2019 40 PACE centers and alternative care sites serve California.
AB 1128 signed into law, transferring oversight and regulation of primary care clinics, adult day health centers, and home health agencies serving PACE from the Department of Public Health to the Department of Health Care Services.
2020 California PACE provider organizations grow to 15. Enrollment surpasses 10,000. 50 PACE centers and alternative care sites serve California.
California PACE providers are among the first to vaccinate seniors for COVID-19. Vaccination rates for many providers exceeded 85%, a level unmatched in the Medi-Cal program.
DHCS grants PACE providers operational flexibility during the COVID-19 public health emergency. Enrollment was simplified and telehealth authorized to ease routine communication between seniors and doctors. Additionally, staff were retrained and redeployed from PACE centers into the homes of seniors for care, helping them overcome isolation while social distancing. These flexibilities fueled care innovations enabling PACE organizations to keep COVID-19 infection rates low. Compared to nursing home residents, seniors enrolled in PACE were over 73% less likely to contract COVID-19.

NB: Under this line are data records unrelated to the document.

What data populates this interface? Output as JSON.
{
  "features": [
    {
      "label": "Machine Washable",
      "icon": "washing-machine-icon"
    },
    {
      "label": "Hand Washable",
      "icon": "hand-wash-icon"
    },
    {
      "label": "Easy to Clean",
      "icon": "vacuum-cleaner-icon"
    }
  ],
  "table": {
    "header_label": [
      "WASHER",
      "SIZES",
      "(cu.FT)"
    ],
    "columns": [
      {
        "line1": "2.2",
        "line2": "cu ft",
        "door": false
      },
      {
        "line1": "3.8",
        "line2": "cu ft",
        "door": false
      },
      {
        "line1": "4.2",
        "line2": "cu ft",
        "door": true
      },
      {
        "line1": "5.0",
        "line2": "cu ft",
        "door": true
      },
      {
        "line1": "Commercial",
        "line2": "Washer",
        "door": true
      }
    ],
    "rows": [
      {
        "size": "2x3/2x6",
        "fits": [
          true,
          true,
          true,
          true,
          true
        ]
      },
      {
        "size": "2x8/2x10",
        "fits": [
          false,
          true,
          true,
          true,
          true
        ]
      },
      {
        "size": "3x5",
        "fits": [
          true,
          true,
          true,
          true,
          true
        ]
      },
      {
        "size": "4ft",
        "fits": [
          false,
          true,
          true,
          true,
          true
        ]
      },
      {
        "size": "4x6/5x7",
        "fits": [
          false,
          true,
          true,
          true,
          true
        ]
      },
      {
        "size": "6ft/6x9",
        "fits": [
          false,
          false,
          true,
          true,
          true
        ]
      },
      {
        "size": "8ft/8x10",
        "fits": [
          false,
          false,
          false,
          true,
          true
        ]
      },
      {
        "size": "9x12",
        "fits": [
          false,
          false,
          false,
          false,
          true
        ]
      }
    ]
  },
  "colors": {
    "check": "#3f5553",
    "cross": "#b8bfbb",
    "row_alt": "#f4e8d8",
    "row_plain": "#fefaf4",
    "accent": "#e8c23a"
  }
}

2021 California PACE provider organizations grow to 20. 60 PACE centers and alternative care sites serve California.
California releases The Master Plan for Aging, following CalPACE’s participation as a member of the Stakeholder Advisory Committee.
AB 133 signed into law, increasing PACE awareness and access by requiring PACE, as part of the implementation of the state’s CalAIM initiative, to be presented to Medi-Cal beneficiaries as a Medi-Cal managed care enrollment option and included in all enrollment materials and outreach and enrollment assistance programs.

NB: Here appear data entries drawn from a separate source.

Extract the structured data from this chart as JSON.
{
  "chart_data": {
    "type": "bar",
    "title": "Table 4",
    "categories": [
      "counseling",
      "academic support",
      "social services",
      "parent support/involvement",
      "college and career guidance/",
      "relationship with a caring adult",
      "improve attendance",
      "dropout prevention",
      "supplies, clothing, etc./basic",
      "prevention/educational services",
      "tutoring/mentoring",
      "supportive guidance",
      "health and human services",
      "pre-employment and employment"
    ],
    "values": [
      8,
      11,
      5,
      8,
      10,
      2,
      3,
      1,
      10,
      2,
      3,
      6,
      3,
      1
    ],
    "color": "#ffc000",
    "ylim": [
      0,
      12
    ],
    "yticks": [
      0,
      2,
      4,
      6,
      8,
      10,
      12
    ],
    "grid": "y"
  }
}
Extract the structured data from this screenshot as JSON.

DHCS’ Home and Community-Based Services Spending Plan of federal American Rescue Plan Act funding makes PACE eligible for training and stipend funds and one-time incentive payments for direct care workers and clinical workforce training grants.
2022 70 PACE centers and alternative care sites serve California. Enrollment surpasses 17,000.
DHCS’ plan to unwind key regulatory flexibilities in place during COVID-19, preserves the ability of PACE providers to use telehealth as an alternative to face-to-face interactions, place participants in facilities outside of approved service areas, when necessary, use brokers for marketing, and receive direct referrals from hospital and facility discharge planners.
SB 184 signed into law, allowing PACE organizations to use video telehealth to conduct assessments for eligibility for enrollment in PACE.
Peter Hansel, the first CEO of CalPACE, announces his retirement. The CalPACE Board of Directors selects Val Sheehan as the next CalPACE CEO.
2023 Implementation begins of CalAIM provisions requiring PACE to be presented as a managed care enrollment option to beneficiaries who must enroll in managed care.
4 new PACE organizations are expected to begin operations in California.
2024 91 PACE centers and alternative care sites serve California. Enrollment surpasses 20,000.